Over the years one has read learned views doubting its value, as if a composer who was so utterly devoted to the piano was incapable of constructing a formal composition that handled the intellectual demands of four movement sonata architecture with any success. It’s the same prejudice that has tended to denigrate Chopin’s piano sonatas, as if anything that’s not a carbon copy of Mozart’s or Beethoven’s sonatas is not ‘First Division’.

In the long first movement there are elegant flourishes from the piano, and there are recognisable melodies; both players were busy almost all the time; though Matthias Balzat’s warm and fluent cello has few solo opportunities, the piano part is a great deal more than mere accompaniment. Over its course, a conviction that it is a neglected masterpiece steadily grows, especially from such musicians.

There’s more recognisable melody in the Scherzo, and both players handled Chopin’s inventiveness with conviction. The Largo third movement was what I’d been waiting for, melodies that here seemed meant for the cello, creating a world of peace and contemplation.

Perhaps the first few minutes of the finale tend to be monotone in spirit, but it generates its own emotional space and Chopin’s own Rondo form and his idiomatic writing for the cello – not merely for piano – leaves any unprejudiced listener impressed and moved.

The ‘Archduke’
The second half was Beethoven’s ‘Archduke’. A brave undertaking , but with greatly experienced players like Houstoun and Wilma Smith, and a gifted young cellist, there was every chance of a fine, moving performance. It’s often likened to a symphony on account of its form and density, as well as its majesty, sonority and buoyancy.  This performance met those expectations, with a violinist of huge experience in both chamber music (she was a founder member of the New Zealand String Quartet) and orchestral music (concertmaster of both the NZSO and the Melbourne Symphony Orchestra), a cellist, Balzat, whose qualifications are the very opposite: simply a highly promising young cellist at present studying in Germany at the Robert Schumann Hochschule für Musik in Düsseldorf. His playing displayed accuracy, dynamic sensitivity and remarkable feeling for the character of the music and his place in the trio.

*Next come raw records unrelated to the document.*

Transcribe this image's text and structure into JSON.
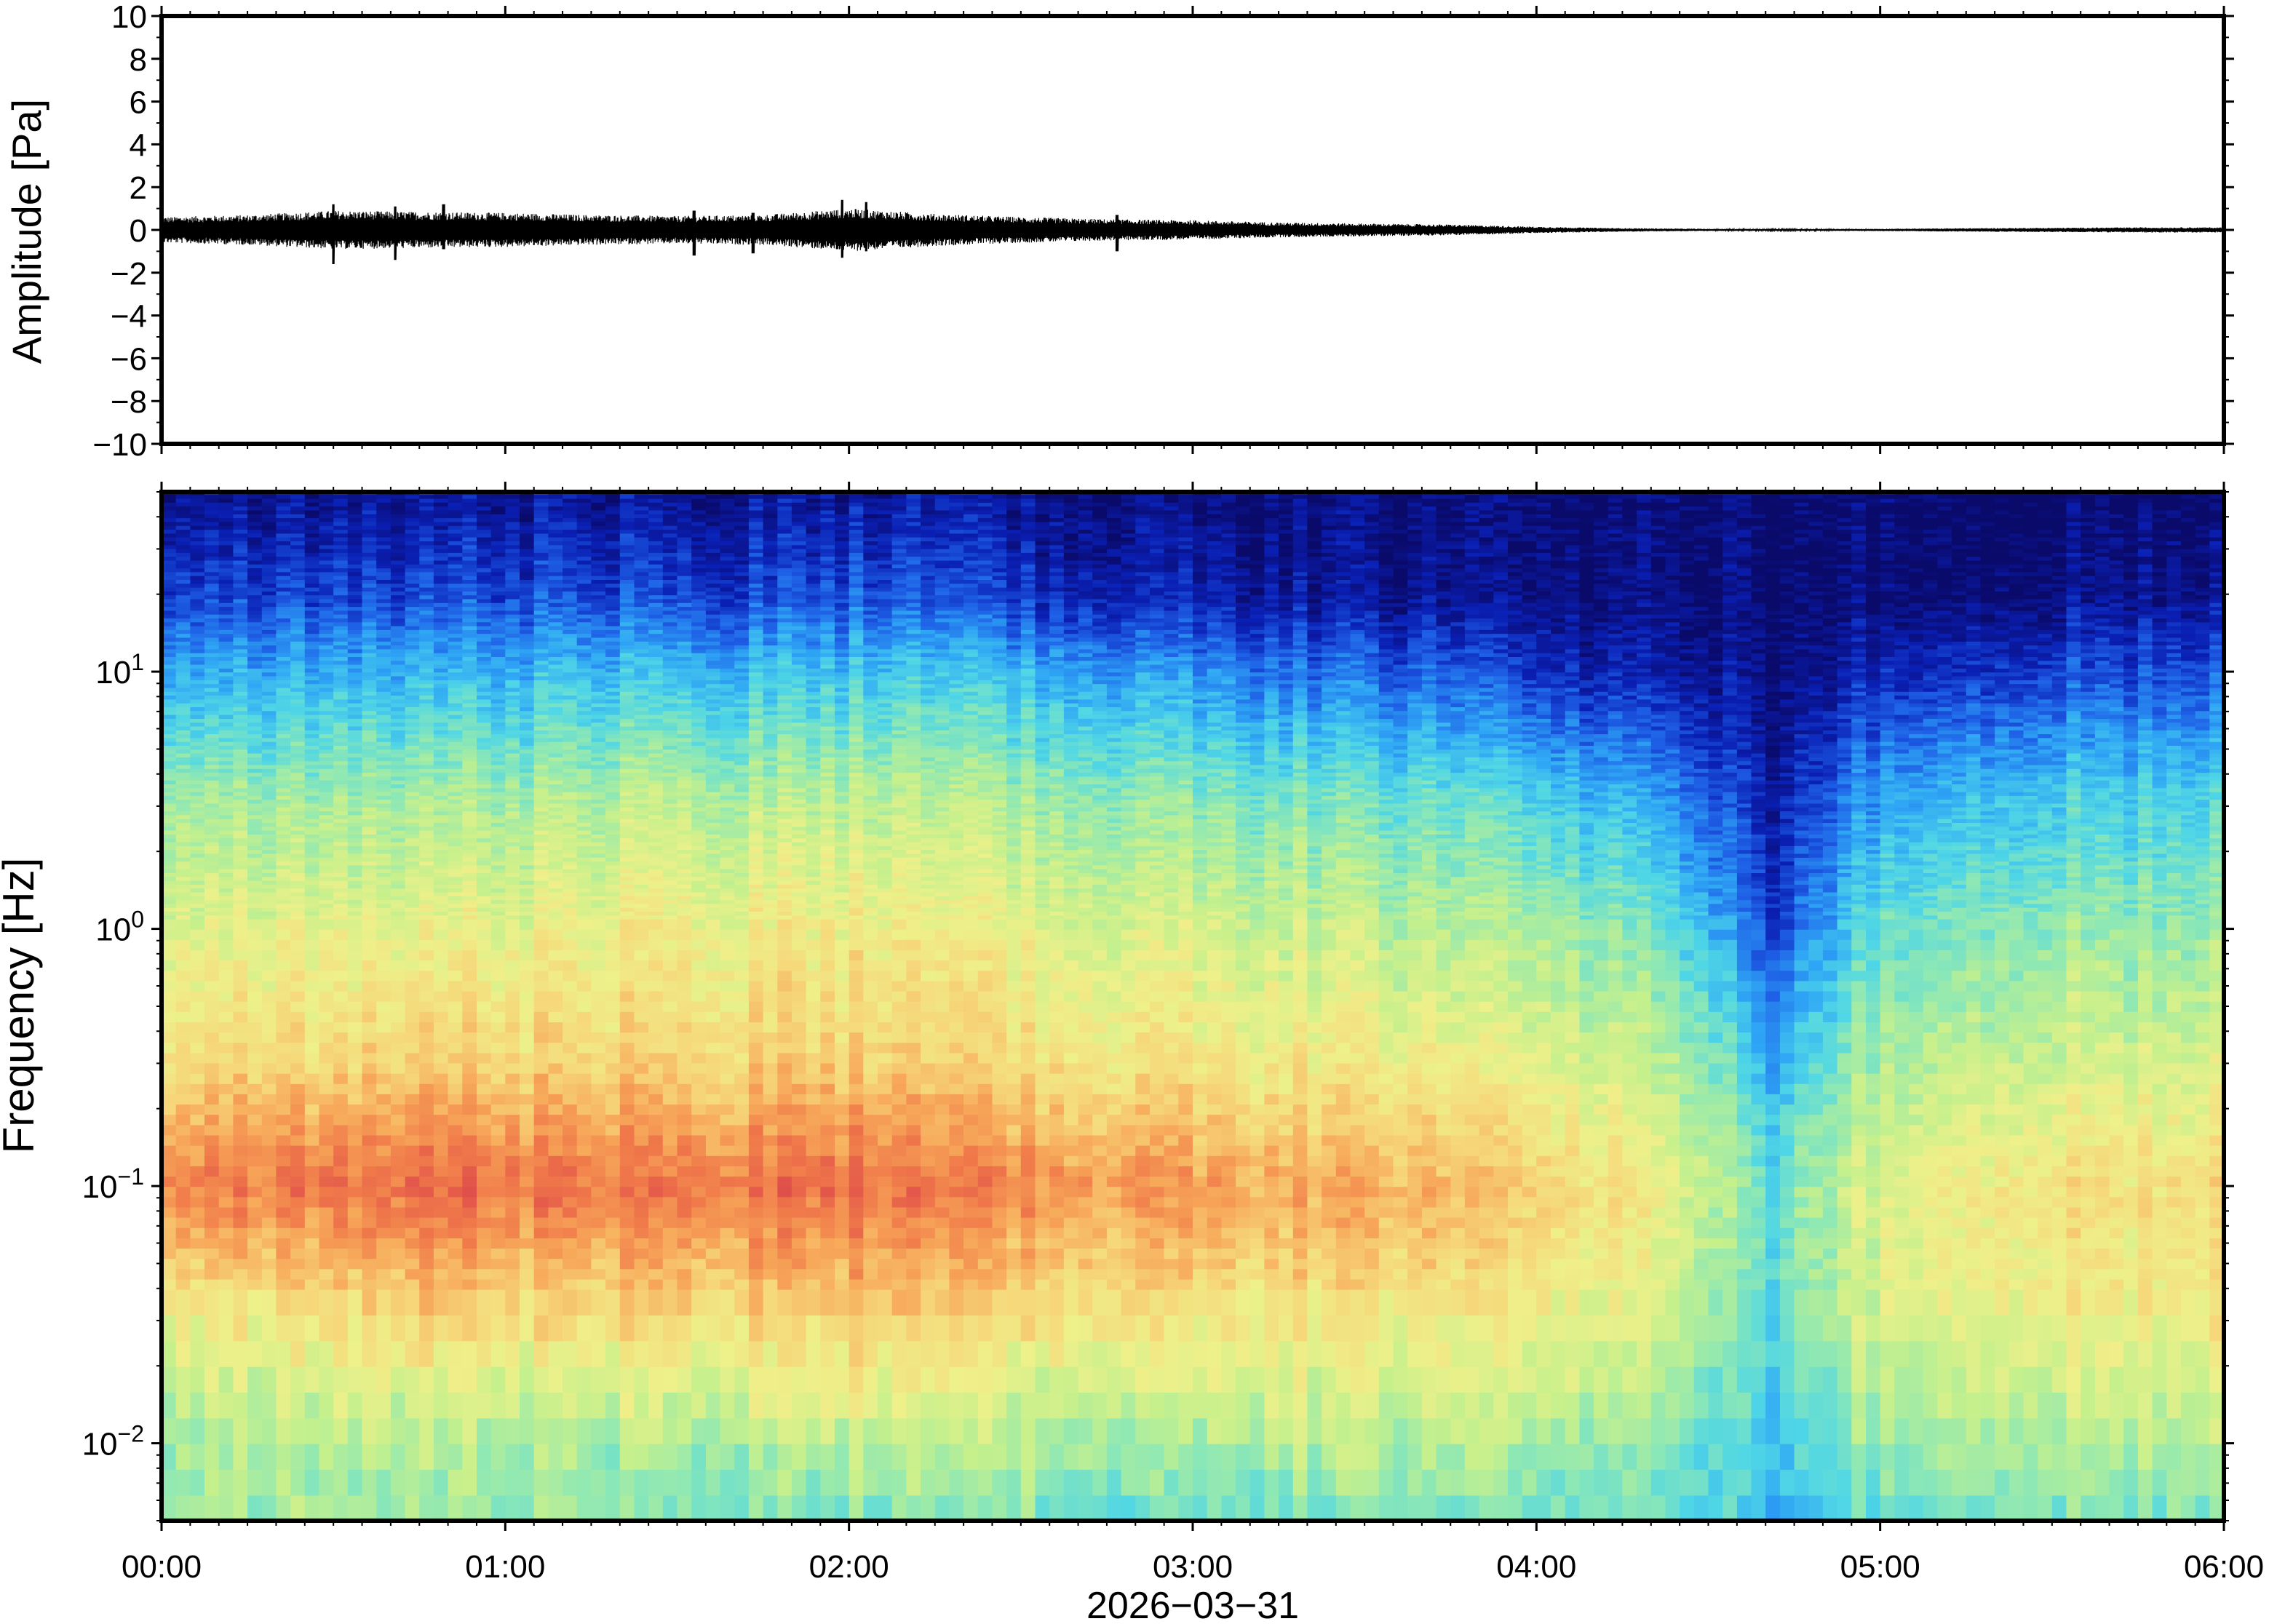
{
  "chart_data": [
    {
      "type": "line",
      "name": "waveform",
      "ylabel": "Amplitude [Pa]",
      "ylim": [
        -10,
        10
      ],
      "yticks": [
        10,
        8,
        6,
        4,
        2,
        0,
        -2,
        -4,
        -6,
        -8,
        -10
      ],
      "ytick_labels": [
        "10",
        "8",
        "6",
        "4",
        "2",
        "0",
        "−2",
        "−4",
        "−6",
        "−8",
        "−10"
      ],
      "xlim_hours": [
        0,
        6
      ],
      "envelope": {
        "t_hours": [
          0,
          0.25,
          0.5,
          0.75,
          1.0,
          1.25,
          1.5,
          1.75,
          2.0,
          2.25,
          2.5,
          2.75,
          3.0,
          3.25,
          3.5,
          3.75,
          4.0,
          4.25,
          4.5,
          4.75,
          5.0,
          5.25,
          5.5,
          5.75,
          6.0
        ],
        "amplitude_pa": [
          0.6,
          0.7,
          0.9,
          0.85,
          0.8,
          0.7,
          0.65,
          0.7,
          1.0,
          0.75,
          0.6,
          0.5,
          0.45,
          0.35,
          0.3,
          0.25,
          0.15,
          0.08,
          0.05,
          0.04,
          0.05,
          0.08,
          0.1,
          0.12,
          0.12
        ]
      },
      "peaks": [
        {
          "t_hours": 0.5,
          "max": 1.2,
          "min": -1.6
        },
        {
          "t_hours": 0.68,
          "max": 1.1,
          "min": -1.4
        },
        {
          "t_hours": 0.82,
          "max": 1.2,
          "min": -0.9
        },
        {
          "t_hours": 1.55,
          "max": 0.9,
          "min": -1.2
        },
        {
          "t_hours": 1.72,
          "max": 0.8,
          "min": -1.1
        },
        {
          "t_hours": 1.98,
          "max": 1.4,
          "min": -1.3
        },
        {
          "t_hours": 2.05,
          "max": 1.3,
          "min": -1.0
        },
        {
          "t_hours": 2.78,
          "max": 0.7,
          "min": -1.0
        }
      ]
    },
    {
      "type": "heatmap",
      "name": "spectrogram",
      "ylabel": "Frequency [Hz]",
      "yscale": "log",
      "ylim_hz": [
        0.005,
        50
      ],
      "yticks_hz": [
        10,
        1,
        0.1,
        0.01
      ],
      "ytick_labels": [
        {
          "base": "10",
          "exp": "1"
        },
        {
          "base": "10",
          "exp": "0"
        },
        {
          "base": "10",
          "exp": "−1"
        },
        {
          "base": "10",
          "exp": "−2"
        }
      ],
      "xlabel": "2026−03−31",
      "xtick_labels": [
        "00:00",
        "01:00",
        "02:00",
        "03:00",
        "04:00",
        "05:00",
        "06:00"
      ],
      "xlim_hours": [
        0,
        6
      ],
      "colormap": [
        "#0a0a6b",
        "#0a1fb4",
        "#1e5fe6",
        "#2fa6f5",
        "#4fd6e6",
        "#8ee8b4",
        "#c6f08c",
        "#eef08a",
        "#f6d77a",
        "#f7a95a",
        "#f07a4a",
        "#e0504a"
      ],
      "column_hours": [
        0.0,
        0.25,
        0.5,
        0.75,
        1.0,
        1.25,
        1.5,
        1.75,
        2.0,
        2.25,
        2.5,
        2.75,
        3.0,
        3.25,
        3.5,
        3.75,
        4.0,
        4.25,
        4.5,
        4.6,
        4.7,
        4.8,
        5.0,
        5.25,
        5.5,
        5.75,
        6.0
      ],
      "row_log10_hz": [
        -2.3,
        -2.0,
        -1.5,
        -1.0,
        -0.5,
        0.0,
        0.5,
        1.0,
        1.3,
        1.7
      ],
      "level_matrix": [
        [
          0.5,
          0.5,
          0.65,
          0.9,
          0.7,
          0.6,
          0.5,
          0.3,
          0.15,
          0.05
        ],
        [
          0.5,
          0.5,
          0.68,
          0.92,
          0.72,
          0.62,
          0.5,
          0.3,
          0.15,
          0.05
        ],
        [
          0.5,
          0.52,
          0.7,
          0.93,
          0.72,
          0.62,
          0.5,
          0.3,
          0.15,
          0.05
        ],
        [
          0.48,
          0.52,
          0.72,
          0.95,
          0.73,
          0.62,
          0.5,
          0.3,
          0.15,
          0.05
        ],
        [
          0.46,
          0.5,
          0.7,
          0.93,
          0.72,
          0.62,
          0.5,
          0.3,
          0.15,
          0.05
        ],
        [
          0.45,
          0.5,
          0.7,
          0.92,
          0.72,
          0.63,
          0.52,
          0.32,
          0.15,
          0.05
        ],
        [
          0.44,
          0.5,
          0.72,
          0.92,
          0.73,
          0.65,
          0.55,
          0.32,
          0.15,
          0.05
        ],
        [
          0.44,
          0.52,
          0.72,
          0.93,
          0.73,
          0.65,
          0.52,
          0.32,
          0.15,
          0.05
        ],
        [
          0.45,
          0.55,
          0.75,
          0.94,
          0.74,
          0.66,
          0.55,
          0.33,
          0.17,
          0.05
        ],
        [
          0.44,
          0.52,
          0.72,
          0.9,
          0.72,
          0.63,
          0.52,
          0.32,
          0.15,
          0.05
        ],
        [
          0.44,
          0.52,
          0.7,
          0.88,
          0.7,
          0.62,
          0.5,
          0.3,
          0.12,
          0.04
        ],
        [
          0.42,
          0.5,
          0.7,
          0.86,
          0.68,
          0.6,
          0.48,
          0.28,
          0.1,
          0.03
        ],
        [
          0.4,
          0.5,
          0.68,
          0.84,
          0.67,
          0.58,
          0.46,
          0.25,
          0.08,
          0.02
        ],
        [
          0.42,
          0.52,
          0.68,
          0.82,
          0.66,
          0.57,
          0.44,
          0.22,
          0.06,
          0.02
        ],
        [
          0.42,
          0.52,
          0.68,
          0.82,
          0.65,
          0.55,
          0.42,
          0.2,
          0.05,
          0.02
        ],
        [
          0.42,
          0.52,
          0.66,
          0.78,
          0.62,
          0.52,
          0.4,
          0.17,
          0.04,
          0.01
        ],
        [
          0.42,
          0.5,
          0.64,
          0.74,
          0.6,
          0.5,
          0.36,
          0.12,
          0.03,
          0.01
        ],
        [
          0.4,
          0.48,
          0.6,
          0.68,
          0.56,
          0.45,
          0.3,
          0.08,
          0.02,
          0.01
        ],
        [
          0.34,
          0.4,
          0.5,
          0.55,
          0.45,
          0.32,
          0.18,
          0.05,
          0.01,
          0.01
        ],
        [
          0.32,
          0.36,
          0.42,
          0.45,
          0.35,
          0.2,
          0.12,
          0.03,
          0.01,
          0.01
        ],
        [
          0.3,
          0.34,
          0.4,
          0.42,
          0.3,
          0.15,
          0.08,
          0.03,
          0.01,
          0.01
        ],
        [
          0.34,
          0.4,
          0.48,
          0.5,
          0.38,
          0.25,
          0.15,
          0.05,
          0.01,
          0.01
        ],
        [
          0.42,
          0.48,
          0.58,
          0.6,
          0.5,
          0.4,
          0.28,
          0.1,
          0.02,
          0.01
        ],
        [
          0.44,
          0.52,
          0.64,
          0.68,
          0.56,
          0.46,
          0.34,
          0.14,
          0.03,
          0.01
        ],
        [
          0.44,
          0.52,
          0.66,
          0.7,
          0.58,
          0.48,
          0.36,
          0.16,
          0.04,
          0.01
        ],
        [
          0.44,
          0.52,
          0.66,
          0.7,
          0.58,
          0.48,
          0.36,
          0.17,
          0.05,
          0.01
        ],
        [
          0.46,
          0.54,
          0.68,
          0.72,
          0.6,
          0.5,
          0.38,
          0.18,
          0.06,
          0.02
        ]
      ]
    }
  ]
}
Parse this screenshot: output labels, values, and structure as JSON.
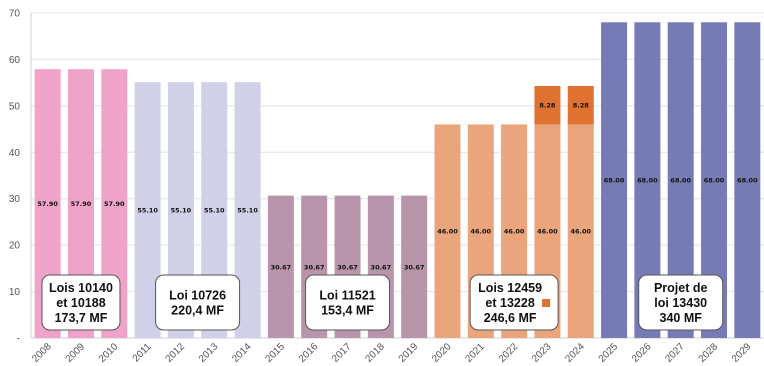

Michael Houstoun, New Zealand’s leading solo pianist, was generally prominent in music that easily allows itself to be played in a grand and larger-than-life manner. And so, in many ways the piano makes its own rules and gauges its sounds simply for their own sake, leaving other players to find their ways through. The relationship can sound unfair, but such experiences here were uncommon. Nevertheless, the two string instruments are often given the lead, as at the beginning of the Scherzo; though this most joyous of movements seemed to not quite capture that spirit. But the rapturous Andante cantabile from its measured introduction from Houstoun alone, generated an opulence and peace that quite fulfilled its conception. And the Finale, Allegro moderato, was handled with all the joyousness and energy that Beethoven expressed so perfectly.

This first concert presaged great rewards from the other three concerts in this splendid little festival.